Birds : On the wings of southwest winds
April is an exciting month of great change in the natural world. It is a month generally characterized by strong and fast moving frontal systems, interspersed with varying lengths of mild, bucolic, emergent spring days. This was exactly the weather experienced on the Vineyard this past week. All of New England is enjoying a mild heat wave and birds are arriving both day and night, riding northward on the warm southerly air flow. Welcome conditions after the cold winter and spring. All life forms, perhaps particularly humans, are ready for warmer weather.
The primarily insectivorous birds that escaped the northern winter by heading south to winter in the Caribbean and Central America were also waiting for the warm front to move north and a large pulse of migrants surged north this past weekend. Many fairly common species that breed on the Vineyard returned this past week, some in considerable numbers. Pine warblers and chipping sparrows, both common nesting species with similar long trilling calls, are back. The longer more insect-like trill of the chipping sparrow and shorter more musical trill of the pine warbler are hard to miss Island-wide.
Almost annually for decades several reports of indigo buntings, a highly dimorphic species in which males are brilliantly colored, little blue (indigo) birds while the female is nondescript with a bluish tail, are reported during this week. No reports of this American goldfinch-sized shockingly dark blue bird have been made to date. If you have one (or more) of these birds, please let us know as it is exciting to know they are about.
Photo by E. Vernon Laux
The first reports of indigo buntings invariably occur after the passage of a frontal system that comes across the Gulf of Mexico and keeps moving up the coast in early to mid April. These powerful systems have a counterclockwise flow creating easterly winds along the coast. Migrant birds get caught up in these strong frontal systems and coastal locations such as Martha's Vineyard will sometimes become the landfall for migrants that have been blown past their intended summer latitude.

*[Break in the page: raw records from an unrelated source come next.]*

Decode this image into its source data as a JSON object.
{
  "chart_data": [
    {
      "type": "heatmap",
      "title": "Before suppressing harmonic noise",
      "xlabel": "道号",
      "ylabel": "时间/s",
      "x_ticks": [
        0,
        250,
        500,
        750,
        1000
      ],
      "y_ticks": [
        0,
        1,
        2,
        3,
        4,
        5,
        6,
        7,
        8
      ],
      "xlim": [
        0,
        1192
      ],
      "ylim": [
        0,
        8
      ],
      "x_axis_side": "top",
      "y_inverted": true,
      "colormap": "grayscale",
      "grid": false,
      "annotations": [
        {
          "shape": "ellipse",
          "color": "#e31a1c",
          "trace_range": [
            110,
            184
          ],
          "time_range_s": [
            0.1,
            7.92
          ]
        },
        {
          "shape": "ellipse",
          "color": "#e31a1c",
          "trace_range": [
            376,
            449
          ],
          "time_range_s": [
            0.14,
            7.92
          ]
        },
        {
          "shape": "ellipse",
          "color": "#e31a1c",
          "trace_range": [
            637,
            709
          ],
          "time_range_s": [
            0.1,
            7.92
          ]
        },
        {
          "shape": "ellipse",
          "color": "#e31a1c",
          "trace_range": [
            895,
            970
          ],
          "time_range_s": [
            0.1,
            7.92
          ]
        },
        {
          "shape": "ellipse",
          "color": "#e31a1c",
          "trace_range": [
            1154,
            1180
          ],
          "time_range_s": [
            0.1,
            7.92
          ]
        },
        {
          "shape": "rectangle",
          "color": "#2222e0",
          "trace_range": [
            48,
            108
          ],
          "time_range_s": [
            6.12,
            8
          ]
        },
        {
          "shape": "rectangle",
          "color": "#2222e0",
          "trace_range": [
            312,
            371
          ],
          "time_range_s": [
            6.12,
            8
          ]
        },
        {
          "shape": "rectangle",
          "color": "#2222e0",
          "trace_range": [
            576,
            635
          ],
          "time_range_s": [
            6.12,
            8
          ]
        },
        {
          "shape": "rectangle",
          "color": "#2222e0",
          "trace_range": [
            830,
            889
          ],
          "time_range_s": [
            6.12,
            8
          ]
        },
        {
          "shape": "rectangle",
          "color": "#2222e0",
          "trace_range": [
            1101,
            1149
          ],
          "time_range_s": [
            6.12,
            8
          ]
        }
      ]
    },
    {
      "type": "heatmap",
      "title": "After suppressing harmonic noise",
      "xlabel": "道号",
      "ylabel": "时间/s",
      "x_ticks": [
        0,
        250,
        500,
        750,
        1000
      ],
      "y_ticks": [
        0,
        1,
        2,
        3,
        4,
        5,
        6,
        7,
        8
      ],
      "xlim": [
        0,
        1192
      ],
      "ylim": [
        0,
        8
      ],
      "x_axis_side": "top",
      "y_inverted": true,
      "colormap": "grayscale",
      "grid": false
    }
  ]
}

The bird migration really picked up with the strong southwest airflow this past weekend. Just inland and on the North Shore of Massachusetts observers commented that it was the largest movement of common land birds many has ever seen in April. The bulk of the birds missed the Vineyard but what the island misses in quantity in the spring it generally makes up for in quality.
The following birds were detected in Oak Bluffs this past weekend. There were dozens of white-throated sparrows, many engaging in song and yellow-rumped warblers were seemingly everywhere. No fewer than four ruby-crowned kinglets were also heard and seen at the Head of the Lagoon. A charismatic woodpecker in the form of a yellow-bellied sapsucker was found drilling holes in a black willow. They drill holes then leave for a few hours returning later to drink the sap and eat any insects that were attracted to the sap flow. This seems a lot like fishing only the bait is sap and the fish are bugs.
With the warming trend, activity has quickened in the bird world. The beaches are active with piping plovers and oystercatchers. The American oystercatcher, with its outrageous coloring and noisy gregarious nature, is a favorite of any who are aware of them. These spectacular birds have been increasing significantly on the Vineyard for the past decade and can be seen almost anywhere there is a beach or salt marsh. From Menemsha in Chilmark, the Beach Road in Vineyard Haven or anywhere along the Beach Road between Oak Bluffs and Edgartown, these birds are present and waiting your inspection with a pair of binoculars.
A few snowy and great egrets have been found this past week at scattered Island locations. A couple of Bonaparte's and laughing gulls were seen off East Chop in Oak Bluffs. These birds were already in their alternate or breeding plumage with black heads. Northern gannets and both common and red-throated loons have been easy to find in considerable numbers in Nantucket Sound as well as along the south side of the Vineyard.
Loose flocks of sea ducks in uneven V-formation and lopsided lines have been impressive to watch near dawn off most headlands. Large numbers of black and surf scoters have been moving east through Vineyard and Nantucket Sounds both early and late in the day. Some flocks of scoters climb high in the air and head north right over the Upper Cape. Some seem to follow the Cape Cod Canal, but they refuse to fly under the bridge detouring up and over land.
Most raptors - ospreys, red-tailed hawks, northern harriers and Cooper's hawks - are already incubating eggs. Many land birds are also engaged in nesting and the dawn chorus from resident species gets louder and more impressive on a daily basis. With the weather finally taking a major turn for the better, everything, especially the birding, seems to be improving quickly.
This is a great time of year to look at birds, whether you have done it for years or are thinking of checking it out for the first time. There is no time like the present.